No one is saying you shouldn’t practice hot yoga. But if you choose to take class in a heated studio, you need to take certain precautions and pay attention to your body’s reaction during your practice. The following guidelines can help you understand your limits and know how to handle it if you overtax your body.


6 ways to stay safe while practicing hot yoga

1. Modify your practice
If you’re feeling fatigued, are returning to hot yoga after a break, or are new to it, allow your body time to adjust. “Your initial exposure to heat should be without exercise,” says exercise physiologist and yoga instructor Leslie Funk. You may want to sit still during portions of class. Start by holding poses for a fraction of the time the teacher suggests. You’ll gradually build your endurance with each class.

2. Water, water, and more water
The excessive sweating that is part of a hot yoga practice could, in certain situations, result in dehydration, heat exhaustion, even heatstroke. Funk recommends drinking at least 16 ounces of water during the two hours before class, drinking frequently during your practice, and continuing to take in water for several hours after class. 
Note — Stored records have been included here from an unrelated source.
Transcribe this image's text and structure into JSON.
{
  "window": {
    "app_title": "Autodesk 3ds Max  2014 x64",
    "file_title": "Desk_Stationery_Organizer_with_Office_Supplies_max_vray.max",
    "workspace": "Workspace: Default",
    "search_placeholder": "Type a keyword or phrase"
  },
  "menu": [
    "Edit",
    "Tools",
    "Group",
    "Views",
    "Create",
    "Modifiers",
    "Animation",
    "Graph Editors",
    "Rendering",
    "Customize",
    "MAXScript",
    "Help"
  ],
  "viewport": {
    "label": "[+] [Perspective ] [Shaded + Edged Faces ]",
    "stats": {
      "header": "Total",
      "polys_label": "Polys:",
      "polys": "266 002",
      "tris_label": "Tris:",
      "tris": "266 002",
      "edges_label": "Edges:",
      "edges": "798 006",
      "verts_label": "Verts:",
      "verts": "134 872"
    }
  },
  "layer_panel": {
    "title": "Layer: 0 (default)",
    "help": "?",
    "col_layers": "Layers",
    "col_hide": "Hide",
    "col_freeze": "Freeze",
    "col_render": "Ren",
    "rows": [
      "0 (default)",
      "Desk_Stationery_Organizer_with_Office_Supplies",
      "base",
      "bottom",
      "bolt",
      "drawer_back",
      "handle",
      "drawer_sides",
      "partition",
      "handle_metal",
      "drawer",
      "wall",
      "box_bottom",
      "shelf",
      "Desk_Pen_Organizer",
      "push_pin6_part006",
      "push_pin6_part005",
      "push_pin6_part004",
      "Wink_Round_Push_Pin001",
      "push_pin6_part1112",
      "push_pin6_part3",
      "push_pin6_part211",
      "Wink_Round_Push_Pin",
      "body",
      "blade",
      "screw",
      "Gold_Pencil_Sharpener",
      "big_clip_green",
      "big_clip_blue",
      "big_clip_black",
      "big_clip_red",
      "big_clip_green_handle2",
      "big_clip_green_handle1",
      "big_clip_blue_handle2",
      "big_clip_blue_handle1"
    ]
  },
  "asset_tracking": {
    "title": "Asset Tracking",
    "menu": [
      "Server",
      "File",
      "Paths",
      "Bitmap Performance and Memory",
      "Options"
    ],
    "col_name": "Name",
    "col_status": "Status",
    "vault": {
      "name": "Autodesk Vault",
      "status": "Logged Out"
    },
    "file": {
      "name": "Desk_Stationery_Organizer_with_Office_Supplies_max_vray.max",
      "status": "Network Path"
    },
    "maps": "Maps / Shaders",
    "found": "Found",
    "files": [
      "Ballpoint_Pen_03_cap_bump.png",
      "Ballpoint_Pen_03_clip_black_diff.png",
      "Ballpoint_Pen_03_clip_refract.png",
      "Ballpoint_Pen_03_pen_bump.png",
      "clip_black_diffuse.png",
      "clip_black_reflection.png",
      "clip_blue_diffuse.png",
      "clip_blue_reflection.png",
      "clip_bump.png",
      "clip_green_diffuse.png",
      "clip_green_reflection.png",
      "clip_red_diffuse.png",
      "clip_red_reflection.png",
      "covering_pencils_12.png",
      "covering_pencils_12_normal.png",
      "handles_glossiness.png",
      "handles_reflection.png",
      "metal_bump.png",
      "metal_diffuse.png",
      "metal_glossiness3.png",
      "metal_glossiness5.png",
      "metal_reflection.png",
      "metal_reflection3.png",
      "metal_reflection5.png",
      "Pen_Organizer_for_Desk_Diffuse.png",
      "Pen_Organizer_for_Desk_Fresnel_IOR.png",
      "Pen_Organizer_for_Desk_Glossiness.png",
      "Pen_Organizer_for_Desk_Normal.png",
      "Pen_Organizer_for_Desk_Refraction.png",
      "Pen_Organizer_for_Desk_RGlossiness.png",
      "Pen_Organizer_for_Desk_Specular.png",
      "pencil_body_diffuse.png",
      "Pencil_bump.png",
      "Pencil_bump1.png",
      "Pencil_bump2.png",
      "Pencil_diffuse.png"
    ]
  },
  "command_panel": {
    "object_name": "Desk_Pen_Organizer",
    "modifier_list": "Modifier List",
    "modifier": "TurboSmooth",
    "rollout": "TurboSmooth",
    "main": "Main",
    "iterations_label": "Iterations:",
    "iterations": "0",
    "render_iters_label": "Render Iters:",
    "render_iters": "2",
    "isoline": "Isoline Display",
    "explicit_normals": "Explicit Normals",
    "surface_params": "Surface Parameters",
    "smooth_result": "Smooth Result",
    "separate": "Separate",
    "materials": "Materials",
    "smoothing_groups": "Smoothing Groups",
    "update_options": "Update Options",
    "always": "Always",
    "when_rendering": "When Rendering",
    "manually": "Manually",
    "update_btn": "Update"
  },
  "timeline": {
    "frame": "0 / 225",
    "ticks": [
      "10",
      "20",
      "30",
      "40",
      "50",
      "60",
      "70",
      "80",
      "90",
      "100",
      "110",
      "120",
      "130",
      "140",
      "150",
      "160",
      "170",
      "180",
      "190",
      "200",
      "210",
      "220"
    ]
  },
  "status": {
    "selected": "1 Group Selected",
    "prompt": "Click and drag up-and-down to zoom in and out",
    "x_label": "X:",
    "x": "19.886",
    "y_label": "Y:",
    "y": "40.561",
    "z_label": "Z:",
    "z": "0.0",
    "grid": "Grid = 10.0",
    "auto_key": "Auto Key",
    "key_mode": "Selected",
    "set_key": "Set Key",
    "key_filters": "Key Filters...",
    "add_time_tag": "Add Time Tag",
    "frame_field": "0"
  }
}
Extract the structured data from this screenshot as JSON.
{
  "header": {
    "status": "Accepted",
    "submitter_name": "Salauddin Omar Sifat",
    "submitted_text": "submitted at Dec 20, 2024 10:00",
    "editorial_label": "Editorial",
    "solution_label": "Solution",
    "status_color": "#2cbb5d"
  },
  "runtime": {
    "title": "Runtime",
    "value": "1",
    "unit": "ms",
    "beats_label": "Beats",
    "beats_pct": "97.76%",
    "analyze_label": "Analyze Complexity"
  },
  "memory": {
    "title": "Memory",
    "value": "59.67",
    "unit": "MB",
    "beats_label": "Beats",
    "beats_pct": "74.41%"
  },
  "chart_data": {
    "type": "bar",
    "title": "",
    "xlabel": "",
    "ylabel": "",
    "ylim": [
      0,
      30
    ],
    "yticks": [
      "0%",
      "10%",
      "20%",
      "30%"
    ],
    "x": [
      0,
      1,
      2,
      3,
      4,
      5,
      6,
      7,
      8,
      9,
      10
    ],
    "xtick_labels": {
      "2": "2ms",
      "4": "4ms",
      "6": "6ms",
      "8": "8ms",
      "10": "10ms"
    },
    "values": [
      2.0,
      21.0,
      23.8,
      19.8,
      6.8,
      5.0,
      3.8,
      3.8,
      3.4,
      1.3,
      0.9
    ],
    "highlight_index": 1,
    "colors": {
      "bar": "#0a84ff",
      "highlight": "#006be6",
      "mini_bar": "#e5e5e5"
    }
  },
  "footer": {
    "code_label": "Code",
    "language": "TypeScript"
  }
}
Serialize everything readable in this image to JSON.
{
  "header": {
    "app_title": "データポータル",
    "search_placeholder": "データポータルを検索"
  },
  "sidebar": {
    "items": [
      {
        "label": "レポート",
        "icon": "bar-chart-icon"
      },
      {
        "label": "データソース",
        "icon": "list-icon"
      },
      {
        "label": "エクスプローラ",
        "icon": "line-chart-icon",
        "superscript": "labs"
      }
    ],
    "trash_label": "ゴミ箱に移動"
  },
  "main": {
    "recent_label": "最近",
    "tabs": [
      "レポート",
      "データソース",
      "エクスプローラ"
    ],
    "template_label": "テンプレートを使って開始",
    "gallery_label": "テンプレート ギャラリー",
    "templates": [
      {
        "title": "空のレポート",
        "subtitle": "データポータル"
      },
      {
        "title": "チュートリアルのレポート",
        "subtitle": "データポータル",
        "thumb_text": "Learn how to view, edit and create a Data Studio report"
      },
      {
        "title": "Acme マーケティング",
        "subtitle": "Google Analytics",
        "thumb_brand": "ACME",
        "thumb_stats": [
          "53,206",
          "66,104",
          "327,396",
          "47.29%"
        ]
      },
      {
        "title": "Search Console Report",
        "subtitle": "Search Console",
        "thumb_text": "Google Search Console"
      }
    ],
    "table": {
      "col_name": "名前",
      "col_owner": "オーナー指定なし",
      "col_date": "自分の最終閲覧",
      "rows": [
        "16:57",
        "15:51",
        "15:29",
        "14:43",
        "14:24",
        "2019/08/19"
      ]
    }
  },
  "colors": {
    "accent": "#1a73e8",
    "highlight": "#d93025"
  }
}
It may be tempting to chug cold water during and especially after your hot yoga practice. Resist. Instead, take frequent sips. Cool water is fine, but avoid anything containing caffeine.

3. Show some skin
Sweating is your body’s primary defense against overheating. Baring some skin allows your body to release heat more efficiently. This has everything to do with safety and nothing to do with immodesty.

4. Recognize the warning signs
The first symptom of heat exhaustion is a pulse rate that rockets and remains elevated. Other causes for immediate concern include dizziness, confusion, headache, nausea, vomiting, abdominal or muscle cramps, fatigue, weakness, and vision disturbances. Also, pay attention if you experience a decrease or cessation of sweating, which is a sign of serious dehydration.

5. Play it safe
If you experience any of the above symptoms, immediately leave the heated portion of the studio or find the coolest area you can and lie down. If you feel like you might pass out before you can exit the space, simply lower yourself onto your mat. Elevate your legs above your heart by resting them on a chair or a box. Drape a towel soaked in cool water on your skin and slowly drink water. If your symptoms persist, seek medical attention.

6. Get your doctor’s OK
Medical conditions such as diabetes, cardiovascular disease, respiratory disease, sleep deprivation, pregnancy, eating disorders, a history of heat-related illness, and being overweight may increase the risk of developing a heat-related illness, says Randell Wexler, M.D., a professor of family medicine at Ohio State University.

Also, some medications can interfere with the body’s heat regulation system and shouldn’t be combined with a hot yoga practice. Check with your primary care physician before beginning or continuing with hot yoga so you can take any necessary precautions and prevent a situation rather than figure out how to recover from it.